As it prepares to complete the deal, expected early next year, Shell also said that it intended to carve out its own liquefied natural gas and related fuels unit into a separate business called Integrated Gas. One reason Shell agreed in April to buy BG for nearly $70 billion was to gain a world-leading position in producing and trading liquefied natural gas, known as L.N.G.

Although BG is only a midsize oil company, it is a major player in L.N.G., which is becoming an increasingly popular alternative to other forms of fossil fuels in many parts of the world. Because L.N.G. can be transported by ship, it does not make distribution of natural gas dependent on pipelines.

As an indication of the increasing importance of liquefied gas to Shell, the company said that Maarten Wetselaar, who will head the new Integrated Gas unit, will join Shell’s executive committee, its top management rung. Shell has invested heavily in L.N.G. in recent years — about a third of its overall $200 billion in invested capital, including a process called gas-to-liquids that converts natural gas into fuels like diesel and jet fuel.
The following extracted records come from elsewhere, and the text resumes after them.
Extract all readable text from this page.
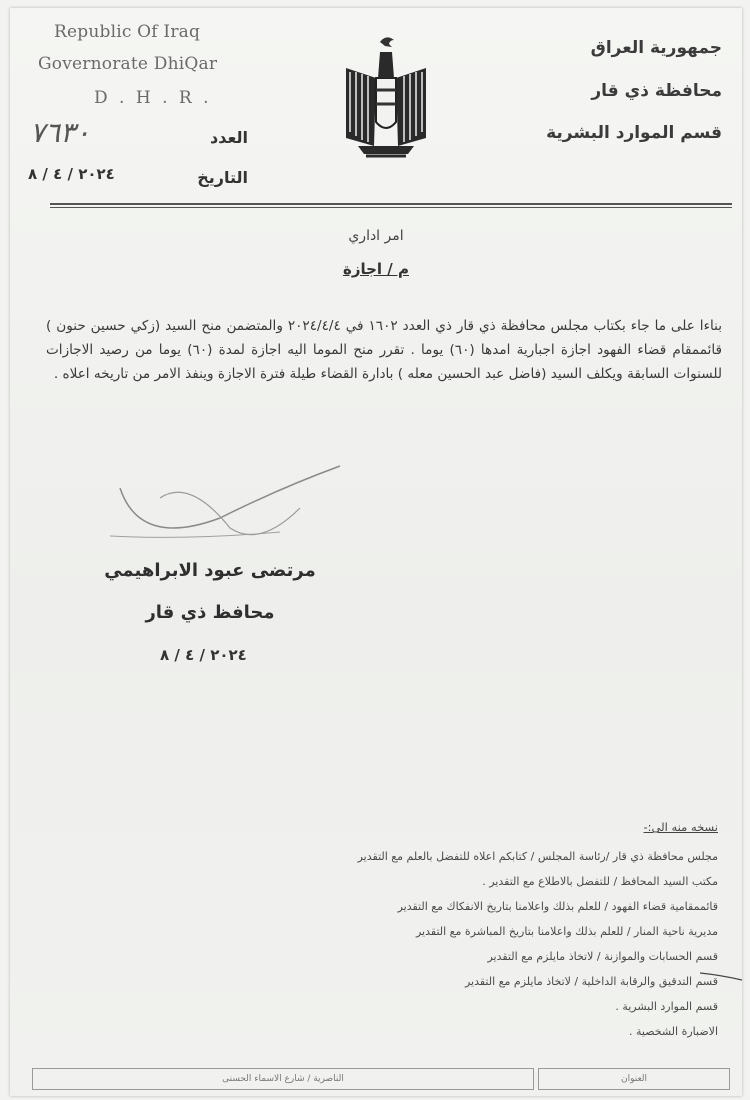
Republic Of Iraq
Governorate DhiQar
D . H . R .
جمهورية العراق
محافظة ذي قار
قسم الموارد البشرية
العدد
٧٦٣٠
التاريخ
٢٠٢٤ / ٤ / ٨
امر اداري
م / اجازة
بناءا على ما جاء بكتاب مجلس محافظة ذي قار ذي العدد ١٦٠٢ في ٢٠٢٤/٤/٤ والمتضمن منح السيد (زكي حسين حنون ) قائممقام قضاء الفهود اجازة اجبارية امدها (٦٠) يوما . تقرر منح الموما اليه اجازة لمدة (٦٠) يوما من رصيد الاجازات للسنوات السابقة ويكلف السيد (فاضل عبد الحسين معله ) بادارة القضاء طيلة فترة الاجازة وينفذ الامر من تاريخه اعلاه .
مرتضى عبود الابراهيمي
محافظ ذي قار
٢٠٢٤ / ٤ / ٨
نسخه منه الى:-
مجلس محافظة ذي قار /رئاسة المجلس / كتابكم اعلاه للتفضل بالعلم مع التقدير
مكتب السيد المحافظ / للتفضل بالاطلاع مع التقدير .
قائممقامية قضاء الفهود / للعلم بذلك واعلامنا بتاريخ الانفكاك مع التقدير
مديرية ناحية المنار / للعلم بذلك واعلامنا بتاريخ المباشرة مع التقدير
قسم الحسابات والموازنة / لاتخاذ مايلزم مع التقدير
قسم التدقيق والرقابة الداخلية / لاتخاذ مايلزم مع التقدير
قسم الموارد البشرية .
الاضبارة الشخصية .
الناصرية / شارع الاسماء الحسنى	العنوان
Shell calculates that countries in Asia and other emerging markets will increasingly turn to gas, which burns cleaner than coal, as a fuel for generating power and for other uses. It is also betting that L.N.G., because it is not dependent on pipelines, will increasingly find markets in locales that have not traditionally burned natural gas.

Shell has been criticized for making a big acquisition at a time of low oil prices, but the company is portraying BG as an opportunity to cut and streamline its own portfolio.

Shell said that having studied BG, it had increased its estimates of the savings it would gain from the takeover. Shell said it now expected to gain $3.5 billion in cost savings through job cuts, procurement savings and other operational efficiencies.

Because BG holds undeveloped oil and gas properties in Brazil, East Africa and other areas, Shell, which has had lackluster exploration results, also says it can make large reductions in drilling and other exploration expenses. Previously Shell had put the overall gains from BG around $2.5 billion.

Shell also said on Tuesday that it planned to sell $30 billion in assets from 2016 to 2018, as it sheds the less competitive properties at both companies.

Shell is struggling to cope with the impact of lower oil and gas prices. Last week, the company reported a loss of $7.4 billion for the third quarter. The company took $7.9 billion in write-offs for operations including its recently halted exploration venture off Alaska and a Canadian heavy-oil project that it recently canceled.

“Low oil prices are driving significant changes in our industry; I am determined that Shell will be at the forefront of that and emerge as a more focused and more competitive company,” Ben van Beurden, Shell’s chief executive, said on a conference call with reporters on Tuesday.